Grace colocó los documentos sobre la mesa. «Una orden de restricción temporal ha congelado todas las transferencias de activos que involucren a este hogar, Mendoza Development y Ricardo Mercer Holdings. También tenemos indicios suficientes de falsificación, coacción, agresión, extorsión y fraude financiero».
La sonrisa de la madre se desvaneció. “Esto es absurdo. Elena firmó todo.”
Toqué un control remoto. La pantalla de la pared se iluminó con las imágenes de sus cámaras de seguridad: la madre acorralando a Elena en el pasillo, Ricardo apretándole documentos contra el pecho, Elena llorando, Ricardo agarrándola del brazo, la madre diciendo claramente: “Fírmalo, o Alejandro volverá a casa y no encontrará nada”.
Se oyeron exclamaciones de asombro en toda la sala.
Ricardo se abalanzó sobre el control remoto, pero un agente se lo impidió.
—¿Nos grabasteis? —espetó.
—No —dije—. Sí lo hiciste. Tu sistema de hogar inteligente realiza copias de seguridad en una cuenta en la nube registrada a mi nombre.
La madre susurró: ” Alejandro , somos familia”.
Me volví hacia Elena . “La familia no lastima a la mujer que amo”.
Ricardo fue inmovilizado primero, maldiciendo y amenazando con demandas. Luego, la Madre, que seguía intentando controlar la situación, hasta que el agente leyó la denuncia por agresión y sus perlas se deslizaron hacia un lado, rozando su garganta.
Mientras los sacaban, Ricardo miró hacia atrás. “Nos arruinasteis”.
Negué con la cabeza. “Tú reuniste las pruebas.
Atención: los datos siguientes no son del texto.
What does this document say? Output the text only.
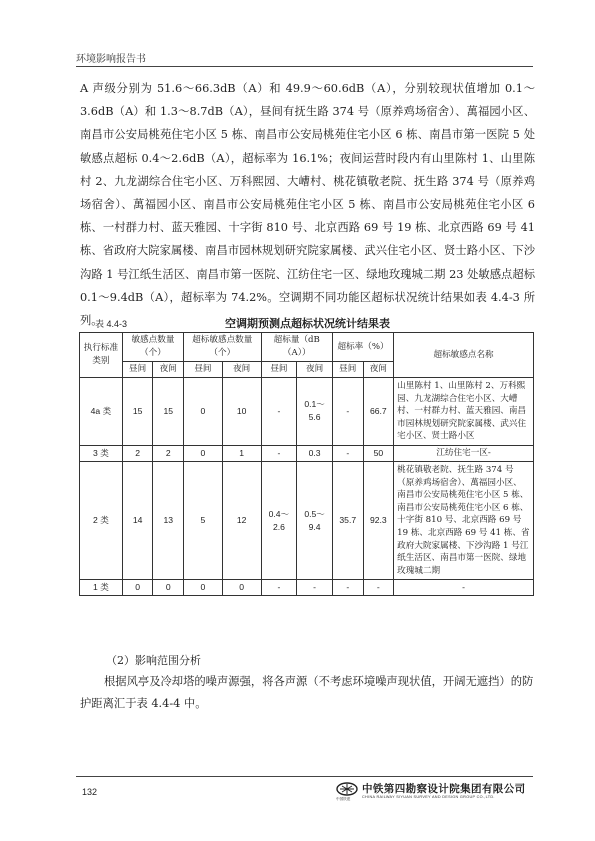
环境影响报告书
A 声级分别为 51.6～66.3dB（A）和 49.9～60.6dB（A），分别较现状值增加 0.1～3.6dB（A）和 1.3～8.7dB（A），昼间有抚生路 374 号（原养鸡场宿舍）、萬福园小区、南昌市公安局桃苑住宅小区 5 栋、南昌市公安局桃苑住宅小区 6 栋、南昌市第一医院 5 处敏感点超标 0.4～2.6dB（A），超标率为 16.1%；夜间运营时段内有山里陈村 1、山里陈村 2、九龙湖综合住宅小区、万科熙园、大嶆村、桃花镇敬老院、抚生路 374 号（原养鸡场宿舍）、萬福园小区、南昌市公安局桃苑住宅小区 5 栋、南昌市公安局桃苑住宅小区 6 栋、一村群力村、蓝天雅园、十字街 810 号、北京西路 69 号 19 栋、北京西路 69 号 41 栋、省政府大院家属楼、南昌市园林规划研究院家属楼、武兴住宅小区、贤士路小区、下沙沟路 1 号江纸生活区、南昌市第一医院、江纺住宅一区、绿地玫瑰城二期 23 处敏感点超标 0.1～9.4dB（A），超标率为 74.2%。空调期不同功能区超标状况统计结果如表 4.4-3 所列。
表 4.4-3	空调期预测点超标状况统计结果表
执行标准类别	敏感点数量（个）		超标敏感点数量（个）		超标量（dB（A））		超标率（%）		超标敏感点名称
	昼间	夜间	昼间	夜间	昼间	夜间	昼间	夜间	
4a 类	15	15	0	10	-	0.1～5.6	-	66.7	山里陈村 1、山里陈村 2、万科熙园、九龙湖综合住宅小区、大嶆村、一村群力村、蓝天雅园、南昌市园林规划研究院家属楼、武兴住宅小区、贤士路小区
3 类	2	2	0	1	-	0.3	-	50	江纺住宅一区-
2 类	14	13	5	12	0.4～2.6	0.5～9.4	35.7	92.3	桃花镇敬老院、抚生路 374 号（原养鸡场宿舍）、萬福园小区、南昌市公安局桃苑住宅小区 5 栋、南昌市公安局桃苑住宅小区 6 栋、十字街 810 号、北京西路 69 号 19 栋、北京西路 69 号 41 栋、省政府大院家属楼、下沙沟路 1 号江纸生活区、南昌市第一医院、绿地玫瑰城二期
1 类	0	0	0	0	-	-	-	-	-
（2）影响范围分析
根据风亭及冷却塔的噪声源强，将各声源（不考虑环境噪声现状值，开阔无遮挡）的防护距离汇于表 4.4-4 中。
132
中国铁建
中铁第四勘察设计院集团有限公司
CHINA RAILWAY SIYUAN SURVEY AND DESIGN GROUP CO.,LTD.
Yo solo abrí la puerta”.
Parte final
Seis meses después, Elena y yo estábamos en el porche de una casa nueva junto al lago. La antigua propiedad había sido vendida bajo supervisión judicial para recuperar fondos robados. Ricardo se declaró culpable después de que los investigadores descubrieran cuentas en el extranjero y préstamos falsificados. Los amigos de mi madre dejaron de contestar sus llamadas antes de la sentencia.
Los moretones de Elena desaparecieron más lentamente que los titulares, pero desaparecieron.
Ella reabrió nuestra empresa bajo su propio nombre, y yo me convertí en el hombre que le llevaba café, revisaba los contratos y nunca la tocaba sin su permiso.
Una tarde, ella apoyó la cabeza en mi hombro mientras el sol teñía el agua de dorado.
—Pensé que habías llegado demasiado tarde —susurró ella.
Le besé la mano.
—No —dije—. Llegué a casa a tiempo para demostrarte que nunca estuviste solo.